Schlösser entra com Ação de Recuperação Judicial
A empresa Schlösser, na quarta-feira (6), entrou com uma Ação de Recuperação Judicial na Comarca de Brusque. Segundo a assessora judicial do Sindicato dos Mestres, Contramestres, Técnicos Têxteis, Pessoal de Escritório, Ocupantes de Cargos de Chefia nas Indústrias de Fiação, Malharia, Tinturaria, Tecelagem e Assemelhados de Brusque e Região (Sindmestre), Viviane Morch Gonçalves, a empresa proderá voltar à funcionar, caso o juiz defira o plano de recuperação da empresa.
Segundo ela, não cabe aos credores, e sim ao juiz, decidir sobre o plano de recuperação da empresa. E, uma vez acatado os processos ficam suspensos por um ano e as ações trabalhistas. Viviane informou ainda que os processos trabalhistas têm preferência, e no prazo de 30 dias os trabalhadores receberiam até o valor de cinco salários mínimos. O restante ficaria para receber um ano após o prazo de suspensão. O plano é limitado até o valor de 150 salários mínimos. O que passar deste valor se equipara aos demais credores.

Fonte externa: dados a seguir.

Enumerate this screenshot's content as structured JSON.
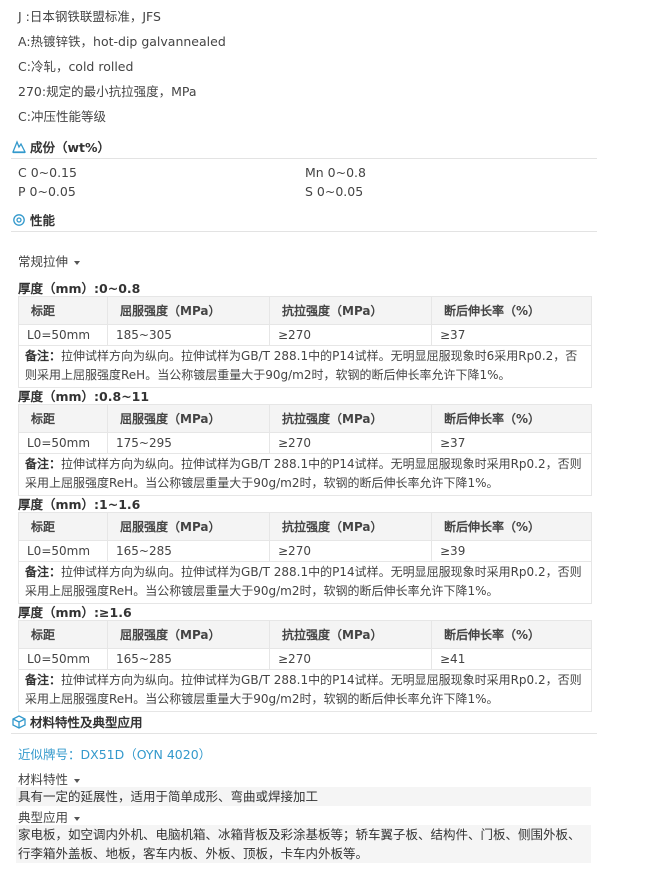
{
  "designation": [
    "J :日本钢铁联盟标准，JFS",
    "A:热镀锌铁，hot-dip galvannealed",
    "C:冷轧，cold rolled",
    "270:规定的最小抗拉强度，MPa",
    "C:冲压性能等级"
  ],
  "composition": {
    "title": "成份（wt%）",
    "items": [
      "C 0~0.15",
      "Mn 0~0.8",
      "P 0~0.05",
      "S 0~0.05"
    ]
  },
  "performance": {
    "title": "性能",
    "dropdown": "常规拉伸",
    "headers": [
      "标距",
      "屈服强度（MPa）",
      "抗拉强度（MPa）",
      "断后伸长率（%）"
    ],
    "note_label": "备注：",
    "note_text": "拉伸试样方向为纵向。拉伸试样为GB/T 288.1中的P14试样。无明显屈服现象时采用Rp0.2，否则采用上屈服强度ReH。当公称镀层重量大于90g/m2时，软钢的断后伸长率允许下降1%。",
    "groups": [
      {
        "thickness": "厚度（mm）:0~0.8",
        "row": [
          "L0=50mm",
          "185~305",
          "≥270",
          "≥37"
        ],
        "note_label": "备注：",
        "note_text": "拉伸试样方向为纵向。拉伸试样为GB/T 288.1中的P14试样。无明显屈服现象时6采用Rp0.2，否则采用上屈服强度ReH。当公称镀层重量大于90g/m2时，软钢的断后伸长率允许下降1%。"
      },
      {
        "thickness": "厚度（mm）:0.8~11",
        "row": [
          "L0=50mm",
          "175~295",
          "≥270",
          "≥37"
        ],
        "note_label": "备注：",
        "note_text": "拉伸试样方向为纵向。拉伸试样为GB/T 288.1中的P14试样。无明显屈服现象时采用Rp0.2，否则采用上屈服强度ReH。当公称镀层重量大于90g/m2时，软钢的断后伸长率允许下降1%。"
      },
      {
        "thickness": "厚度（mm）:1~1.6",
        "row": [
          "L0=50mm",
          "165~285",
          "≥270",
          "≥39"
        ],
        "note_label": "备注：",
        "note_text": "拉伸试样方向为纵向。拉伸试样为GB/T 288.1中的P14试样。无明显屈服现象时采用Rp0.2，否则采用上屈服强度ReH。当公称镀层重量大于90g/m2时，软钢的断后伸长率允许下降1%。"
      },
      {
        "thickness": "厚度（mm）:≥1.6",
        "row": [
          "L0=50mm",
          "165~285",
          "≥270",
          "≥41"
        ],
        "note_label": "备注：",
        "note_text": "拉伸试样方向为纵向。拉伸试样为GB/T 288.1中的P14试样。无明显屈服现象时采用Rp0.2，否则采用上屈服强度ReH。当公称镀层重量大于90g/m2时，软钢的断后伸长率允许下降1%。"
      }
    ]
  },
  "application": {
    "title": "材料特性及典型应用",
    "similar": "近似牌号：DX51D（OYN 4020）",
    "feature_label": "材料特性",
    "feature_text": "具有一定的延展性，适用于简单成形、弯曲或焊接加工",
    "usage_label": "典型应用",
    "usage_text": "家电板，如空调内外机、电脑机箱、冰箱背板及彩涂基板等；轿车翼子板、结构件、门板、侧围外板、行李箱外盖板、地板，客车内板、外板、顶板，卡车内外板等。"
  },
  "colors": {
    "accent": "#3399cc",
    "header_bg": "#f4f4f4",
    "border": "#e6e6e6"
  }
}
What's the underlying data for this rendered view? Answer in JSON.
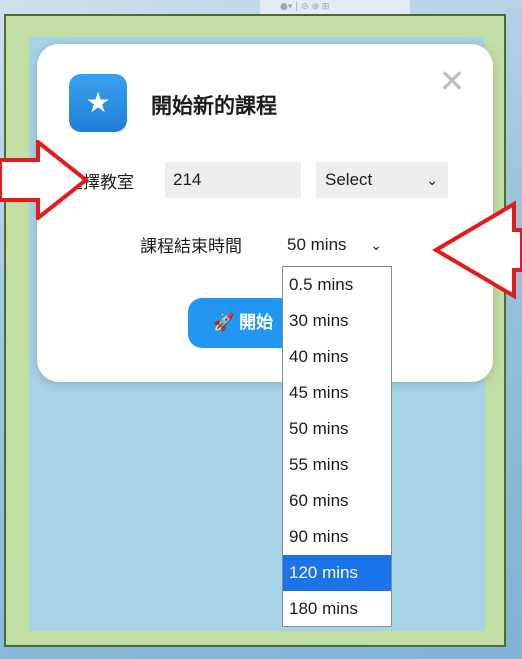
{
  "dialog": {
    "title": "開始新的課程",
    "close_label": "✕",
    "classroom_label": "選擇教室",
    "classroom_value": "214",
    "room_select_value": "Select",
    "endtime_label": "課程結束時間",
    "endtime_value": "50 mins",
    "start_button_label": "開始"
  },
  "dropdown": {
    "options": [
      "0.5 mins",
      "30 mins",
      "40 mins",
      "45 mins",
      "50 mins",
      "55 mins",
      "60 mins",
      "90 mins",
      "120 mins",
      "180 mins"
    ],
    "highlighted": "120 mins"
  },
  "colors": {
    "accent": "#2196f3",
    "arrow": "#e31b1b",
    "frame": "#c3dea4"
  }
}
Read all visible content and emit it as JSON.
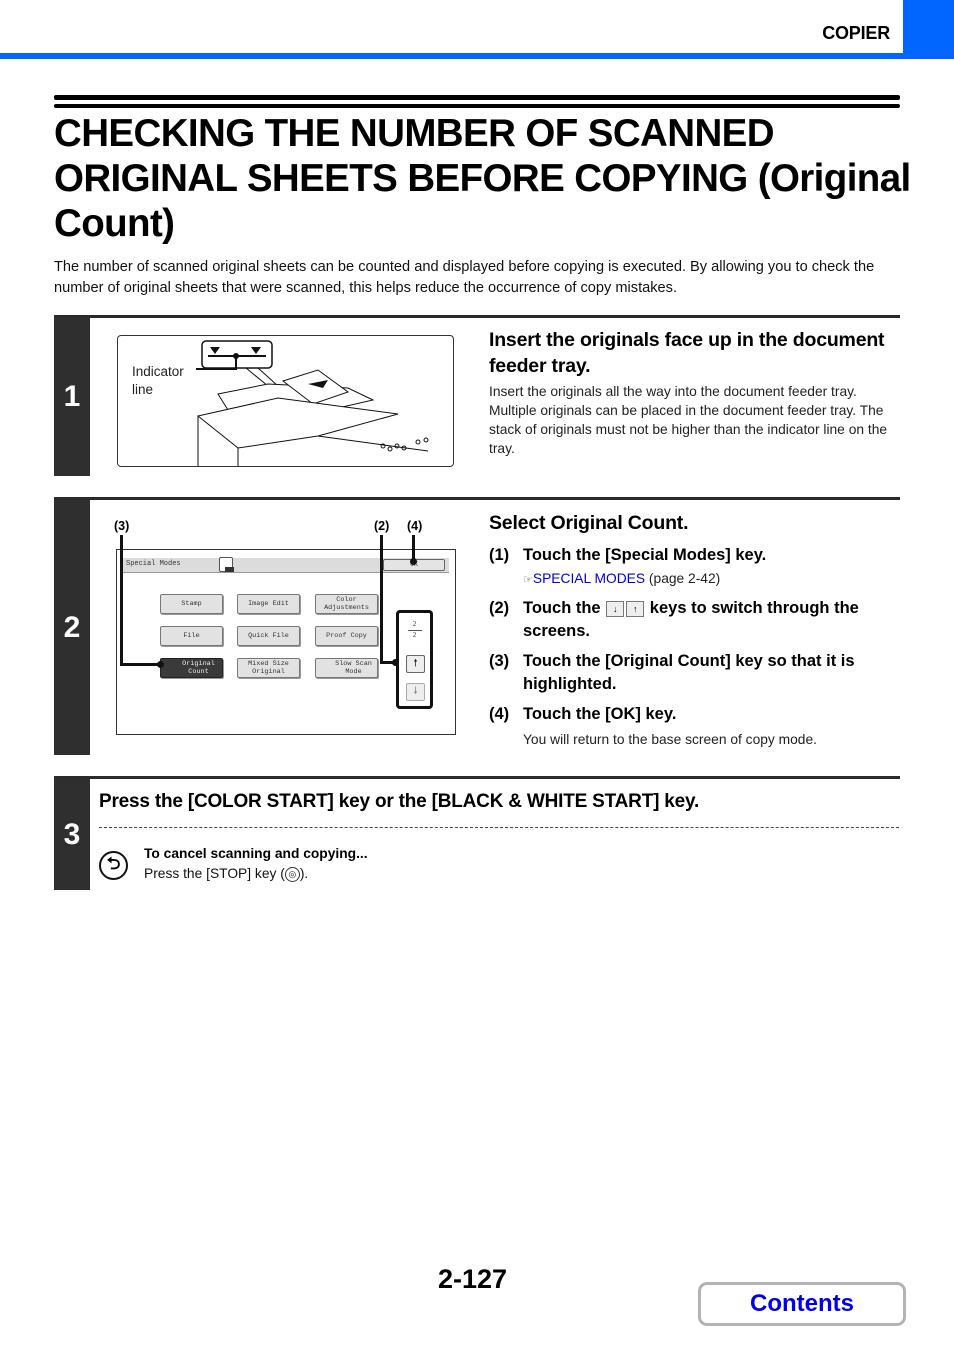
{
  "header": {
    "section_label": "COPIER",
    "accent_color": "#0066ff"
  },
  "title": "CHECKING THE NUMBER OF SCANNED ORIGINAL SHEETS BEFORE COPYING (Original Count)",
  "intro": "The number of scanned original sheets can be counted and displayed before copying is executed. By allowing you to check the number of original sheets that were scanned, this helps reduce the occurrence of copy mistakes.",
  "steps": [
    {
      "number": "1",
      "heading": "Insert the originals face up in the document feeder tray.",
      "body": "Insert the originals all the way into the document feeder tray. Multiple originals can be placed in the document feeder tray. The stack of originals must not be higher than the indicator line on the tray.",
      "figure": {
        "indicator_label": "Indicator line"
      }
    },
    {
      "number": "2",
      "heading": "Select Original Count.",
      "figure": {
        "callouts": [
          "(3)",
          "(2)",
          "(4)"
        ],
        "panel_title": "Special Modes",
        "ok_label": "OK",
        "buttons": [
          "Stamp",
          "Image Edit",
          "Color Adjustments",
          "File",
          "Quick File",
          "Proof Copy",
          "Original Count",
          "Mixed Size Original",
          "Slow Scan Mode"
        ],
        "selected_button": "Original Count",
        "page_current": "2",
        "page_total": "2"
      },
      "substeps": [
        {
          "num": "(1)",
          "text": "Touch the [Special Modes] key.",
          "ref_link": "SPECIAL MODES",
          "ref_page": "(page 2-42)"
        },
        {
          "num": "(2)",
          "text_before": "Touch the",
          "text_after": "keys to switch through the screens."
        },
        {
          "num": "(3)",
          "text": "Touch the [Original Count] key so that it is highlighted."
        },
        {
          "num": "(4)",
          "text": "Touch the [OK] key.",
          "note": "You will return to the base screen of copy mode."
        }
      ]
    },
    {
      "number": "3",
      "heading": "Press the [COLOR START] key or the [BLACK & WHITE START] key.",
      "note_title": "To cancel scanning and copying...",
      "note_body_before": "Press the [STOP] key (",
      "note_body_after": ")."
    }
  ],
  "footer": {
    "page_number": "2-127",
    "contents_label": "Contents",
    "contents_color": "#0000ee"
  }
}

A advogada disse que no momento é apenas um pedido e que a empresa tem de esperar a decisão do juiz. A empresa têxtil Renaux também fez o mesmo e este foi negado; a Schlösser apresentou o valor da dívida, e a situação da empresa. Após a decisão se for positiva, será apresentado o plano de pagamento e esse plano sim poderá ser discutido pelos credores.
A empresa terá um prazo de até, no máximo, um ano para pagar a dívida. A advogada ressaltou que as pessoas não devem deixar de fazer ações trabalhistas. Mesmo com plano de recuperação judicial, os trabalhadores precisam passar pela ação trabalhista.